EKONOMİ - 07 Kasım 2012 Çarşamba 10:18

ZEYTİN ÜRETİCİSİNE İKİNCİ ŞOK

A
A
A
ZEYTİN ÜRETİCİSİNE İKİNCİ ŞOK

Marmarabirlik tarafından açıklanan fiyatlardan memnun olmayan üretici, ikinci şoku kotayla yaşadı.
Birlik tarafından 5 ton rekolte beyannamesi veren üreticinin 1.2 ton zeytininin alınabileceği bildirildi.
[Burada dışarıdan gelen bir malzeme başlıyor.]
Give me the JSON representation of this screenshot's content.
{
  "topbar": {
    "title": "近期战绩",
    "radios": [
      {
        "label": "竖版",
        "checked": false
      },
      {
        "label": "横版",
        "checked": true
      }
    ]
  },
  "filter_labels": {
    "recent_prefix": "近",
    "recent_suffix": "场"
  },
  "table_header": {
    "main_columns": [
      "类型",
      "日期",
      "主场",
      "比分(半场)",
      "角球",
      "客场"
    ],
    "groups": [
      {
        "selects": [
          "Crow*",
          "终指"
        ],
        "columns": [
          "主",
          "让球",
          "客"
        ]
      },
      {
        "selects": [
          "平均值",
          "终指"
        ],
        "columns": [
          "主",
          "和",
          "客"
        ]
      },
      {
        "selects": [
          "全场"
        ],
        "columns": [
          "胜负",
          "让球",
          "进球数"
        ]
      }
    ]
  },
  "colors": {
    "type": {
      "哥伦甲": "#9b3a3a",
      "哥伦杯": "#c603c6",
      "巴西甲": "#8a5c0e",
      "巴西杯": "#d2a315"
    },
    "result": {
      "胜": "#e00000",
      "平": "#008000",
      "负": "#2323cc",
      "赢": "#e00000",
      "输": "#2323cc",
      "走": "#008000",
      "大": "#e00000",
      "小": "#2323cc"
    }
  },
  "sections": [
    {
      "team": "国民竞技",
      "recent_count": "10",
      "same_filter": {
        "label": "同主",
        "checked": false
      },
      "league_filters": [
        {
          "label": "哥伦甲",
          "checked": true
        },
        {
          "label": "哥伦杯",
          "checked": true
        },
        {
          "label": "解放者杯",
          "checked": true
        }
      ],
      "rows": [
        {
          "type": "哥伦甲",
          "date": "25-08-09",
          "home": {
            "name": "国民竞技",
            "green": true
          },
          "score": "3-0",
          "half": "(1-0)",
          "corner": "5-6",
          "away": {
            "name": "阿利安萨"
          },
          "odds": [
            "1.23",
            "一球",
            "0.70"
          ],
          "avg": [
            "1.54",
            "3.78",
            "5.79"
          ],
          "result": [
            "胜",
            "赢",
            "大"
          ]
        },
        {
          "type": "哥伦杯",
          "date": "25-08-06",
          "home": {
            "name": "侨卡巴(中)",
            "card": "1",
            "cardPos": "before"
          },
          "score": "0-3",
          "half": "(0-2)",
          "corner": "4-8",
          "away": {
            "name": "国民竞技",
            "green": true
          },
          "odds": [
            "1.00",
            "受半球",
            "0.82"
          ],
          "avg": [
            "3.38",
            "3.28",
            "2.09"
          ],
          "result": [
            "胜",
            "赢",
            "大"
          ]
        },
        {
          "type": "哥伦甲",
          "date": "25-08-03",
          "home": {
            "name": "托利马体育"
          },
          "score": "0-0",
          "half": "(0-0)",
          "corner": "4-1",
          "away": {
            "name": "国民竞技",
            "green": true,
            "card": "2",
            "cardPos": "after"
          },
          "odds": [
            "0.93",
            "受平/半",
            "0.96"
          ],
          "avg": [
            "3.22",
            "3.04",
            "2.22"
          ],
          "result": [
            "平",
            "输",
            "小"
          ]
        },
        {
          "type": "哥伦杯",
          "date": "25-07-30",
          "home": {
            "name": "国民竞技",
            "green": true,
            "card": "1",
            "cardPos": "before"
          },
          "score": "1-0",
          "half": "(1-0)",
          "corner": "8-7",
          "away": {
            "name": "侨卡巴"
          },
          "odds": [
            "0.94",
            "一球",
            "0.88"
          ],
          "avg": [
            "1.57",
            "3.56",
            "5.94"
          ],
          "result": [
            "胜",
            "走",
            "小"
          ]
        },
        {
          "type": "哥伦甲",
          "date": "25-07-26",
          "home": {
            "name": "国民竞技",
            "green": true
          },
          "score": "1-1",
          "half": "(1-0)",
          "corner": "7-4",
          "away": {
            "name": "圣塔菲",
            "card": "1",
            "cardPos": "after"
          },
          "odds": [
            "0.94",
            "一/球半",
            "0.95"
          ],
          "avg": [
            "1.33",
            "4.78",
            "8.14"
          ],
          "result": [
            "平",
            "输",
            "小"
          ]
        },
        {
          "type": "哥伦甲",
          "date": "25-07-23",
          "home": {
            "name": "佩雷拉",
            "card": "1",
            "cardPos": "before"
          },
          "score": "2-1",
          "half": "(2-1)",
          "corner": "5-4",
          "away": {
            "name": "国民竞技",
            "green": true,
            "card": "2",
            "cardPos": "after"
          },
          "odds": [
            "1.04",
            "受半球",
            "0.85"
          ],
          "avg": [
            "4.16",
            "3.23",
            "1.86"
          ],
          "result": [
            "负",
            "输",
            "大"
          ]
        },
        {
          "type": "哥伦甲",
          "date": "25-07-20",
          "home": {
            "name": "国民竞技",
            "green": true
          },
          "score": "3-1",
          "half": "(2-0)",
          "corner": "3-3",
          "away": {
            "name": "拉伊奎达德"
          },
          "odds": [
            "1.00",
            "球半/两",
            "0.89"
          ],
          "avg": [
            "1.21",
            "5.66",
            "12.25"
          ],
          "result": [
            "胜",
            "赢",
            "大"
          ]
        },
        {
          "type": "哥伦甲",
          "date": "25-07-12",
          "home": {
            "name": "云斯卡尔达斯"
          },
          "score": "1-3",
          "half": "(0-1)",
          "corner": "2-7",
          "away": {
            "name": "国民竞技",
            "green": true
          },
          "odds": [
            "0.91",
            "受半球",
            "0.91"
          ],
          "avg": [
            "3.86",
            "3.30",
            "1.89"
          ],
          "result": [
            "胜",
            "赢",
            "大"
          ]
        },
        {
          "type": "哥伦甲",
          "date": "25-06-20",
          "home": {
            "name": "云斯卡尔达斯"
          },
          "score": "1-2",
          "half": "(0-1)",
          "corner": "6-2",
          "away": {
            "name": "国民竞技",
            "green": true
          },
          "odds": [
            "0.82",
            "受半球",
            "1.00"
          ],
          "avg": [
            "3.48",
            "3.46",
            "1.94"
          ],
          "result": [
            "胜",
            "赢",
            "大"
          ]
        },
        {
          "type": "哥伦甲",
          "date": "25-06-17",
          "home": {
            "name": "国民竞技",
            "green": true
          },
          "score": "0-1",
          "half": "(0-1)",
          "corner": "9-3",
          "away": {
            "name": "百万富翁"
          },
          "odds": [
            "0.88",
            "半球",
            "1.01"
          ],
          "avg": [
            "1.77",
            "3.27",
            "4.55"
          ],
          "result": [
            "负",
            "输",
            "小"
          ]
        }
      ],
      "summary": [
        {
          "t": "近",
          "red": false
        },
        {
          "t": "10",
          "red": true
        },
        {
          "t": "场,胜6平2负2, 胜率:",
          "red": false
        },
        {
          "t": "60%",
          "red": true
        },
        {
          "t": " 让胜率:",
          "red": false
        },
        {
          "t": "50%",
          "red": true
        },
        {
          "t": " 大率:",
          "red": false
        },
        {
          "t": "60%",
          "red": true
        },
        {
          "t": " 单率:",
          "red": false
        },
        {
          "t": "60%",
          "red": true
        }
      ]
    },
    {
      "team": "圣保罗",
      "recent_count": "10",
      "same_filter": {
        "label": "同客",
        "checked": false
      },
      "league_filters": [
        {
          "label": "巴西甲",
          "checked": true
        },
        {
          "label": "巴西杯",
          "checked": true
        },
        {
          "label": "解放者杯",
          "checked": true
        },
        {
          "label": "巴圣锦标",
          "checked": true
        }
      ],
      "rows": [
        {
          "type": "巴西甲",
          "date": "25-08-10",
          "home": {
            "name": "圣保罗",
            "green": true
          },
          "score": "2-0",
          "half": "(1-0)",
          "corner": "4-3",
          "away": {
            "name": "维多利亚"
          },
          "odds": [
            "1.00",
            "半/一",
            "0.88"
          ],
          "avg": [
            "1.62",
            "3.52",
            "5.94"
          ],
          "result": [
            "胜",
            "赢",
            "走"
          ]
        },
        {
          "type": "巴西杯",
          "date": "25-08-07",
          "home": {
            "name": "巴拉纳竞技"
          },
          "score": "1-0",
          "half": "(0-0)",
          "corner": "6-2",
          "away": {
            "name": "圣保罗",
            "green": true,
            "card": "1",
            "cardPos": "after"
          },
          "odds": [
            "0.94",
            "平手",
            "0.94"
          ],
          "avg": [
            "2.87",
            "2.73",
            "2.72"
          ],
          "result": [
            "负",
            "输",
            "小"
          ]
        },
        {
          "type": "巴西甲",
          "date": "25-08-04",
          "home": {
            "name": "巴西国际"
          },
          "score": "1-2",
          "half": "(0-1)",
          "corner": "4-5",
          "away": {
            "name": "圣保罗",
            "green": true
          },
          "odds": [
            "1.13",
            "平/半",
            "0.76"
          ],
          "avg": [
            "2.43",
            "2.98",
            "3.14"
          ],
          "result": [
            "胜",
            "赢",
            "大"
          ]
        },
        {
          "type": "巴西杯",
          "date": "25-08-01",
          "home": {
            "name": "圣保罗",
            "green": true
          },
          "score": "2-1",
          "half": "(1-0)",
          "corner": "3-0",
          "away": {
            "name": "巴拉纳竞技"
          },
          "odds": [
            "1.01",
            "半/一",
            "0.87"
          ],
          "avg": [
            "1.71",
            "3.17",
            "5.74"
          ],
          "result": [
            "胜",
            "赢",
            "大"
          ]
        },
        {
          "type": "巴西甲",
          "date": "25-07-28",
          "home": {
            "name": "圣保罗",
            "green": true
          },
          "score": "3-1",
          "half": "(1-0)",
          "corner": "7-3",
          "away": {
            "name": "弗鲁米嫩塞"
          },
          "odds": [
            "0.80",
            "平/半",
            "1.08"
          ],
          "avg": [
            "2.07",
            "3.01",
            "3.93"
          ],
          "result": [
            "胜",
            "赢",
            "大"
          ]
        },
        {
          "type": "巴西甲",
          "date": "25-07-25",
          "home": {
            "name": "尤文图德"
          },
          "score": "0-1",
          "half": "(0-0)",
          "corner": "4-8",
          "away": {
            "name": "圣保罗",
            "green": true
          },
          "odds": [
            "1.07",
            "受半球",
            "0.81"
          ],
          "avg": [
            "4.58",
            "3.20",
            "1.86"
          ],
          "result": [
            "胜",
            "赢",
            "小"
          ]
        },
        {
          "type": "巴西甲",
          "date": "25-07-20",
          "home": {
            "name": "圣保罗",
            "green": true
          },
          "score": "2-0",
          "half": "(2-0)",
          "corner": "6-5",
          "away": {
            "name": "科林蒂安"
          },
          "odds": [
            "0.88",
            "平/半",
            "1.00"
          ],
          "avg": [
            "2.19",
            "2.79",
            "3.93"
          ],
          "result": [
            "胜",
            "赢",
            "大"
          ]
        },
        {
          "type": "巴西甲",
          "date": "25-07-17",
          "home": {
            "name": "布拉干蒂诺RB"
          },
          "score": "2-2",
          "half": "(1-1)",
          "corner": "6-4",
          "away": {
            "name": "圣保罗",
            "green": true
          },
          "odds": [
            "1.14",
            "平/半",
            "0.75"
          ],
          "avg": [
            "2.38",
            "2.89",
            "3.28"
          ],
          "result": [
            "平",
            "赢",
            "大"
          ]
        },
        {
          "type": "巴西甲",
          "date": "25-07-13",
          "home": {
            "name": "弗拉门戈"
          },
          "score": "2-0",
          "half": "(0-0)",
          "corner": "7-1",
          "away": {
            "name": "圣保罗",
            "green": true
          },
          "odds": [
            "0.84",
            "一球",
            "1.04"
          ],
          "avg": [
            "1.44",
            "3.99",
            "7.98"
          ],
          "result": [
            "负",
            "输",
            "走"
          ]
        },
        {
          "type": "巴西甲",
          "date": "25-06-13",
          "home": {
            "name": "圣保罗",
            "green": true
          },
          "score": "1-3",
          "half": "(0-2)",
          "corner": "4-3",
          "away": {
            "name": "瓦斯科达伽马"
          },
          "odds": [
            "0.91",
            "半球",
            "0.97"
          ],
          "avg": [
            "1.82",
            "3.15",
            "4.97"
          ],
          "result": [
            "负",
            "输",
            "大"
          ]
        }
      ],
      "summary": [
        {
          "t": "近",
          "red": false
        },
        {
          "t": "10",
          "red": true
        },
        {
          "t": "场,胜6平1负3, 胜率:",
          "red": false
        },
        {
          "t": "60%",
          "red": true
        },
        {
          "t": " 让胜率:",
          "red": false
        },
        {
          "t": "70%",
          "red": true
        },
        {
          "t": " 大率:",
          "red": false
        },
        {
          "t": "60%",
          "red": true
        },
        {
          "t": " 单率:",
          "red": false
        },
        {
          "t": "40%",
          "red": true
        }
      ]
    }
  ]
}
Açıklanan fiyatlarla şok yaşayan üretici, kota nedeniyle de kara kara düşünmeye başladı. Birliğe verilmeyen kota fazlası zeytini çok daha düşük fiyatlarla tüccara vermekten başka çaresinin kalmadığını belirten üreteciler, hükümetten yardım bekliyor.
Diğer yandan rekoltenin düşük kalitenin iri olduğu İznik`te ise tüccarın 6 TL ile 6,5 TL arasında zeytin alımı yaptığı öğrenildi. İri zeytinin bu yıl birliğe verilmeyeceğini belirten üreticiler, tüccarın daha iyi fiyatla iri zeytini piyasadan çekeceğini ileri sürdü. Mağdur olduklarını iddia eden müstahsiller, zeytin fiyatlarının üretim masraflarını karşılamadığını, zeytin ağaçlarını sökmeyi bile düşündüklerini söyledi.
Mudanya`nın Yörükali köyünden zeytin üreticisi Salih Deniz, ``Bu sene geçen seneye göre daha az mahsul var. Marmarabirliğin açıkladığı fiyatlar geçen seneye nazaran daha düşük. 19 tane, 20 tane zeytine 6 lira fiyat belirlemiş. Bizim genelde yetiştirdiğimiz 30-35-40 taneye kadar olan zeytinin fiyatları çok ucuz. Bu fiyatlar üreticiyi memnun etmiyor. Bizim ürettiğimiz zeytinin ortalama fiyatı 2 lira 50 kuruşa geliyor. Bu zeytinin bize 1 lira 80 kuruş maliyeti var. Bu işin içinden çıkılmaz. Çok büyük üretici olmak lazım. Bizim gibi küçük üreticiler bu işi toparlayamaz artık" dedi.
"ZEYTİN AОAÇLARINI SÖKMEYİ DÜŞÜNÜYORUM"
Zeytin ağaçlarını söküp farklı ürünler ekmeyi düşündüklerini söyleyen Deniz, "Bizim yetiştirdiğimiz 30-35-40 tane zeytinin ortalama fiyatının 3,5 lira olması lazım ki bu işten para kazanalım. Fiyatlar 10 sene önceki ile aynı. Bizim aldığımız mazotun litresi 4 lira 50 kuruş, ilaç 20 TL`den 80 TL`ye çıktı. Bir çuval gübre 80 ila 100 lira. Bu işin içinden nasıl çıkacağımızı bilemiyorum. Ayrıca bunun işçilik maliyeti var. Bize sattığımız zeytinden hiçbir şey kalmıyor. Köylü çok mağdur durumda" diye konuştu.
Birliğin yeterli ilaç desteği vermemesinden yakınan Deniz, "Birlikten ilacı çok yüksek fiyatlara alıyoruz. 10 kiloluk bakırlı zehir 200 TL. Gübre 50-60 TL. Eskiden aldığımız gübre etkilemezdi. Zeytin fiyatları hiç artmıyor aynı seviyede kalıyor. Marmarabirliğin geçen sene 46 tane zeytine verdiği fiyat 1 lira 80 kuruştu. Bu sene 41 taneye verdiği fiyat 1 lira 80 kuruş. Bunun da 180 kuruşu kesinti. 41 tane zeytini yağlık diye alıyor. Geçen sene 41 tane zeytin 2 lirayı geçiyordu. Bu fiyatlardan nasıl memnun olabiliriz? Birliğin bu fiyat politikasını değiştirmesi gerekiyor" şeklinde konuştu.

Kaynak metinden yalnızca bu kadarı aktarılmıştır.